Giornata della Memoria: Daniele Susini e la scuola

Il tema della “memoria” nella scuola del Covid: ne parla Daniele Susini, autore di testi sul tema dell’ebraismo (il più recente, “La resistenza ebraica in Europa”), ricercatore, formatore sui temi della Shoah, della Resistenza, della Costituzione.

Un territorio presidiato

«A livello generale c’è un indebolimento dell’offerta didattica anche su questi aspetti – riflette Susini, che collabora inoltre con il “Mémorial de la Shoah” di Parigi, è direttore del Museo della Linea gotica di Montescudo e consigliere dell’Istituto storico della Resistenza di Rimini – ma è anche vero che i professori che già si impegnavano continuano a farlo. Quello della memoria storica della Shoah è quindi un territorio presidiato, anche se in questo momento la coperta è corta, e la priorità è il contenimento del Covid. Il timore semmai è che se le operazioni culturali messe in atto fin qui nella scuola sono fra le migliori e radicate in una vera e propria “militanza” didattica, a loro volta subiscono però gli effetti di una banalizzazione dilagante».

A cosa si riferisce?

«Faccio l’esempio più recente ma che lascia l’amaro in bocca: la grande comunicazione ci ha riferito la presunta scoperta per cui la delazione che portò alla morte Anna Frank e la sua famiglia sarebbe stata opera di un ebreo. In questo modo non si fa altro che riproporre il mito dell’ebreo carnefice di se stesso, e alimentare pregiudizi anche nei confronti degli ebrei di oggi. Quello di Anna Frank è un argomento totem ma la sua vicenda è tragicamente comune a tanti ebrei, partigiani, dissidenti, traditi da chi era loro vicino. Ecco, questa è una banalizzazione che per osmosi influenza studenti e docenti e li fa incorrere in errori di prospettiva non facili da scalzare».

Banalizzare la Shoah è anche indossare divise a righe per protestare contro provvedimenti governativi.

«Ma in quel caso gli studenti che ho incontrato sono stati unanimi nella condanna a un parallelismo storico giudicato insensato».

Il Treno della Memoria anche quest’anno viaggerà solo online.

«Non saprei esprimere un giudizio su questo. Sta di fatto che il viaggio ha un significato solo se viene realizzato con un percorso di avvicinamento. Se si pensa che un ragazzo maturi una coscienza civica e civile magicamente, solo arrivando in un luogo della memoria, si fa un grave errore.

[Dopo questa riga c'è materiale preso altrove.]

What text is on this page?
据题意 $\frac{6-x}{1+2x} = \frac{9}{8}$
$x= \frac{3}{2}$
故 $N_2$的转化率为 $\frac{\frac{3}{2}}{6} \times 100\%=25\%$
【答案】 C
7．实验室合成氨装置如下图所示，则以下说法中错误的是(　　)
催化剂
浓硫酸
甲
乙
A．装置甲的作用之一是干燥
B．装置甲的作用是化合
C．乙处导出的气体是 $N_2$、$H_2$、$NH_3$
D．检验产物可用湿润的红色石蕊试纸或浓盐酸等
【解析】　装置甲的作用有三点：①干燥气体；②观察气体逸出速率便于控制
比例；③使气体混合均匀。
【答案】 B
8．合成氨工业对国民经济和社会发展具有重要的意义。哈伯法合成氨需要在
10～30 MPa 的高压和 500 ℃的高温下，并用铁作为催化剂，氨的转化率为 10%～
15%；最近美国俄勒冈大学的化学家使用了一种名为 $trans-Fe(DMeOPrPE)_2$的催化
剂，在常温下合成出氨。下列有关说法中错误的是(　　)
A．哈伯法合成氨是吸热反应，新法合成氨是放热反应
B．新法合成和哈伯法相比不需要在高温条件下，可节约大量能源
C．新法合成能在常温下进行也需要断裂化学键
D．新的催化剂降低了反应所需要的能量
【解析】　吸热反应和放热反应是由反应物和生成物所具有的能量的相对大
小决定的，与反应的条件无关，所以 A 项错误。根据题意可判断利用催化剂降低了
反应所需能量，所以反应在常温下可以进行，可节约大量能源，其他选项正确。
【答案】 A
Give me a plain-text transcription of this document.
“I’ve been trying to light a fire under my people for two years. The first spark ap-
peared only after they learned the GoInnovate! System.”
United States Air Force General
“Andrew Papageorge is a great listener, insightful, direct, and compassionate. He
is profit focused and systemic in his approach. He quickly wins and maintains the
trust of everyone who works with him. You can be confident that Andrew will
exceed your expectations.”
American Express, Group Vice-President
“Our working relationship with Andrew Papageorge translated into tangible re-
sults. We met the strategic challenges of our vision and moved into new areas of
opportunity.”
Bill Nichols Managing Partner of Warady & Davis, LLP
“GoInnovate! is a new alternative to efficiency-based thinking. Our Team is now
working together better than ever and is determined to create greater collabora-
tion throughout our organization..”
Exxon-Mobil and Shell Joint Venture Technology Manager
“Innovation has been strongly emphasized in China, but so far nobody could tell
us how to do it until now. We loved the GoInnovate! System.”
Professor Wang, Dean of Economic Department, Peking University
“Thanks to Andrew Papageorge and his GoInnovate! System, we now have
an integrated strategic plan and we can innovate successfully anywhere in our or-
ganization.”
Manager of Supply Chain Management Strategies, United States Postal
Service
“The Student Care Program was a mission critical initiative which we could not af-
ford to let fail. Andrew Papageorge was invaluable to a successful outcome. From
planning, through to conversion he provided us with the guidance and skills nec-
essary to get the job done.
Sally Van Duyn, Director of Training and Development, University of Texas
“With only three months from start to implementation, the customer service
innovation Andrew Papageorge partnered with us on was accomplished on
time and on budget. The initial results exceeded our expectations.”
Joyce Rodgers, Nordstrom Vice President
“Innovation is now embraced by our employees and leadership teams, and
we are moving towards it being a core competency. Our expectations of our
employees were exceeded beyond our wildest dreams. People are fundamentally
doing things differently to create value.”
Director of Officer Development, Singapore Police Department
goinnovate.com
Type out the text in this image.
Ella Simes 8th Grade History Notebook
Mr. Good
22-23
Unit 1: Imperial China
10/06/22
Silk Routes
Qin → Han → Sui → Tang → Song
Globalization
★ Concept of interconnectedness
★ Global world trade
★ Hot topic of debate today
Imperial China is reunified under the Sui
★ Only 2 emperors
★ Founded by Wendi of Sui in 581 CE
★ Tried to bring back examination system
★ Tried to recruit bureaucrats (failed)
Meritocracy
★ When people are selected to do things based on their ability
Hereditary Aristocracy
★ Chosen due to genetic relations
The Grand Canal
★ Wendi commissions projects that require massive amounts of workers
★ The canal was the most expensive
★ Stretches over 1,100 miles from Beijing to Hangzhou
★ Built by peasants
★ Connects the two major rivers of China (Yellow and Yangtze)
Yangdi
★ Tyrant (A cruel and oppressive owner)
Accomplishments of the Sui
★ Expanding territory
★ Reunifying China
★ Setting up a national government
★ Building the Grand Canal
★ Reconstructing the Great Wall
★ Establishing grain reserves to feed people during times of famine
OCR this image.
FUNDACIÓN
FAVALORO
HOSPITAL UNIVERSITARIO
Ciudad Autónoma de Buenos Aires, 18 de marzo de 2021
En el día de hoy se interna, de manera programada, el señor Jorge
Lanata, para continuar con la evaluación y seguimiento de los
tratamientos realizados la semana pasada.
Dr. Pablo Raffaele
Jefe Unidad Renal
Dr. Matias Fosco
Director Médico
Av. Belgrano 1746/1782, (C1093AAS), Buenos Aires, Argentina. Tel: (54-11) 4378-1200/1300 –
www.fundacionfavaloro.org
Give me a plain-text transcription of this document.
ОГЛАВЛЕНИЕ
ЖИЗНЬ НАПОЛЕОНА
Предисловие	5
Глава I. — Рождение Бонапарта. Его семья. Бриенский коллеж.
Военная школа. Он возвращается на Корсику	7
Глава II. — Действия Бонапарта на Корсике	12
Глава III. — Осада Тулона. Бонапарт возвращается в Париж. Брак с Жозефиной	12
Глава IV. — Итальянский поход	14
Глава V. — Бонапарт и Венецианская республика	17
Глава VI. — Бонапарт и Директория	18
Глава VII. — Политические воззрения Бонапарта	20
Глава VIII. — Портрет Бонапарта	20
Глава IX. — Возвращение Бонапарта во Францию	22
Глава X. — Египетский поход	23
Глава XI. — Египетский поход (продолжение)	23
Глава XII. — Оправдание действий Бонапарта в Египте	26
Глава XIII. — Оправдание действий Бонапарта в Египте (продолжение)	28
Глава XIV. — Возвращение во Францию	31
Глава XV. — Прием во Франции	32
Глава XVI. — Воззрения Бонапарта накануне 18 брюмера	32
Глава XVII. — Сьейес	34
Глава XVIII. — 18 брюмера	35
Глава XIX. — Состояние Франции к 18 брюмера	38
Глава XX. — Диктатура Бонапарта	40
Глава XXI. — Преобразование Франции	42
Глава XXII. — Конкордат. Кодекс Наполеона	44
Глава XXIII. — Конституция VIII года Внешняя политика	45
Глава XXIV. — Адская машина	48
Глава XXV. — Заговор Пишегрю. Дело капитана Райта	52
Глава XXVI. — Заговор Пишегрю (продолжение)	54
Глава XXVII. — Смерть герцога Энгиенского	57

Ai ragazzi invece bisogna permettere di crearsi un personale metro di giudizio e di conoscenza: e lo si fa con il lavoro, l’impegno, il tempo per far sedimentare informazioni e riflessioni».

Ma per i giovani di oggi avere una prospettiva storica sembra particolarmente difficile.

«In realtà sentono che argomenti come la guerra, la Resistenza, lo sterminio degli ebrei e degli oppositori li toccano, e se sono posti in modo corretto si incuriosiscono, e chiedono. Il problema anche qui sta nella semplificazione a cui a volte è soggetta la storia nella scuola, e nel grande buco nero della famiglia, che ha delegato ogni compito educativo e spesso non è più in grado di coltivare la memoria, instillando così nei ragazzi le basi di un ragionamento storico-politico».